A Spool of Blue Thread by Anne Tyler

A Spool of Blue Thread by Anne Tyler

Anne Tyler is a brilliant author, she's a Pulitzer Prize winner after all.  Her stories revolve around families of all shapes and sizes, who live in and around Baltimore, Maryland.  She paints vivid pictures of her characters with calming prose.  A Spool of Blue Thread doesn't disappoint in any of those areas.

Abby and Red Whitshank have raised their children in a stately home built by Red's father, Junior.  The house is a central character to the story, the glue, so to speak that keeps them together.  When the children determine that Red and Abby are getting too old to live alone, the secrets the family harbors try to bubble up from their long buried hiding places. 

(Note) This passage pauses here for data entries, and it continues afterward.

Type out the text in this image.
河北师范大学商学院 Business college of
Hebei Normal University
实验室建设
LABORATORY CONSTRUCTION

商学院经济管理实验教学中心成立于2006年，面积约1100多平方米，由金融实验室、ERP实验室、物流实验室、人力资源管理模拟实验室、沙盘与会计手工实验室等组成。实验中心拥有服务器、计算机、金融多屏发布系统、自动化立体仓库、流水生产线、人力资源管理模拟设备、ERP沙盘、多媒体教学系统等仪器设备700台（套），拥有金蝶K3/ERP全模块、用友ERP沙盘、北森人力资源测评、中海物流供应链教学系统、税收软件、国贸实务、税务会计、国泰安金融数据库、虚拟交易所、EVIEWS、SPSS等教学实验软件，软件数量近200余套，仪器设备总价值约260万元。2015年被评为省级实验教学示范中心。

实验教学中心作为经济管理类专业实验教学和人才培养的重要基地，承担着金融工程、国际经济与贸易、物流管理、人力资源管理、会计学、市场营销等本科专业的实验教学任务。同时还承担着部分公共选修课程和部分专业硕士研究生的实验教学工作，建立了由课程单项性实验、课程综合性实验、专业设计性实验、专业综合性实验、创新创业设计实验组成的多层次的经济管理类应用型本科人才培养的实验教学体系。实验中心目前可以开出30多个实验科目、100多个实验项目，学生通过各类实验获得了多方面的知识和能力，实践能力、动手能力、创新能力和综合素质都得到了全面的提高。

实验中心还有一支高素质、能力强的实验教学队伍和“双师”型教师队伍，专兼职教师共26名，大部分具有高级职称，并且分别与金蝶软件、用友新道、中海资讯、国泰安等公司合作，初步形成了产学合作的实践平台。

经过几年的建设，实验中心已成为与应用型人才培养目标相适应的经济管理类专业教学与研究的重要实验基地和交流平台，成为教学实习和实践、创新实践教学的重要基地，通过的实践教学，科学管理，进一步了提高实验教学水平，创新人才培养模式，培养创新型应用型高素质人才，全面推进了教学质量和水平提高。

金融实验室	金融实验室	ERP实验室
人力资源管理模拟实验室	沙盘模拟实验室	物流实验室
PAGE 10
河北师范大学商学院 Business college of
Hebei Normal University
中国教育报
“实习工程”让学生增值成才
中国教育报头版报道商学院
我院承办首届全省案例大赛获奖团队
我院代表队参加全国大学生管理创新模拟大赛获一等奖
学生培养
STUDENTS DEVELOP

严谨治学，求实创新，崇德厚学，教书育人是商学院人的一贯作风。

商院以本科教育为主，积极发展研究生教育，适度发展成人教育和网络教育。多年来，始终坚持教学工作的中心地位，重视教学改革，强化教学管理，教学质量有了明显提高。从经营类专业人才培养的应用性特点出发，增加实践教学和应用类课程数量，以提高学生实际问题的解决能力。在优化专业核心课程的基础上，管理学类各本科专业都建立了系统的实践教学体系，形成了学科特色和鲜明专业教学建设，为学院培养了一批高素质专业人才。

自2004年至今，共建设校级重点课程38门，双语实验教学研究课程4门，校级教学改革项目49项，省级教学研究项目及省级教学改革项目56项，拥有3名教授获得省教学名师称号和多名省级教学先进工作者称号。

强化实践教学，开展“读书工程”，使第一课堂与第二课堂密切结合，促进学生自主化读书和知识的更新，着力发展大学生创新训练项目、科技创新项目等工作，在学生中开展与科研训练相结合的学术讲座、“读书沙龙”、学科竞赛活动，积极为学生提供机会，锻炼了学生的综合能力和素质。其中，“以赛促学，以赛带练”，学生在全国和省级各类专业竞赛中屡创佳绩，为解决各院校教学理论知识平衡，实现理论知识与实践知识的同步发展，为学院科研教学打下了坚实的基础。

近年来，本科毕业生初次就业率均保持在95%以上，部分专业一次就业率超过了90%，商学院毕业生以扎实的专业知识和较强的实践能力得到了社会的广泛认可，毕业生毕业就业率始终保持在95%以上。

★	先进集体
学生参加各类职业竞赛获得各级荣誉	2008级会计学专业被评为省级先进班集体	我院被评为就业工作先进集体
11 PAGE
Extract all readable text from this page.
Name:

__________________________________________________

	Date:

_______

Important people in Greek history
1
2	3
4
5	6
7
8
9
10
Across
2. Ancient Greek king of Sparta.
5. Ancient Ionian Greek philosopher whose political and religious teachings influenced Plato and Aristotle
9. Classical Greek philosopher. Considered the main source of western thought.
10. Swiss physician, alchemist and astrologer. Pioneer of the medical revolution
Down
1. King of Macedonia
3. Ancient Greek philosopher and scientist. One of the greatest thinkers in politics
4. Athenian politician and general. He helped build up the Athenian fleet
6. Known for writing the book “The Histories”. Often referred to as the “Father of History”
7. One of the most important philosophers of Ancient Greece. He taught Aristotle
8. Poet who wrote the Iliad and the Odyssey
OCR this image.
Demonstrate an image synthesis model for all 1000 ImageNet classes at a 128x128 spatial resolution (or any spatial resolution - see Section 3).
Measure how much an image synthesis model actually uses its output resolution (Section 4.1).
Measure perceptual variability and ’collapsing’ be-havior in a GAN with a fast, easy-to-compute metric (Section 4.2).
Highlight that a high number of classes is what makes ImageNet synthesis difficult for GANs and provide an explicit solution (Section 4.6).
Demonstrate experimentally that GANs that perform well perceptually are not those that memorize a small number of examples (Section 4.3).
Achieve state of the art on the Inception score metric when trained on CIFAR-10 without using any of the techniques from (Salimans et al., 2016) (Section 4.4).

For me however, I just plain didn't get it.  The opening scene revolves around Denny, Abby and Red's son who has always been a little strange and aloof.  Denny remains distant throughout the story and the reasons why the book opened with him, were never really resolved.  At least in my mind.  I found this book, though beautifully written, long and drawn out, without any resolution.  None of the characters took the time to change or had any cathartic moments that forced them to.  I know that some of you that have read this book might disagree with that statement because things did happen to this family.  But they all seemed to brush off any events that had some depth and move along as if nothing had changed.

It's the struggle that makes a book worth reading.  I was reading pages from anyone's ordinary life without a rip or a tear that need to be sewn back together.  A Spool of Blue Thread never took the time to mend what truly needed mending.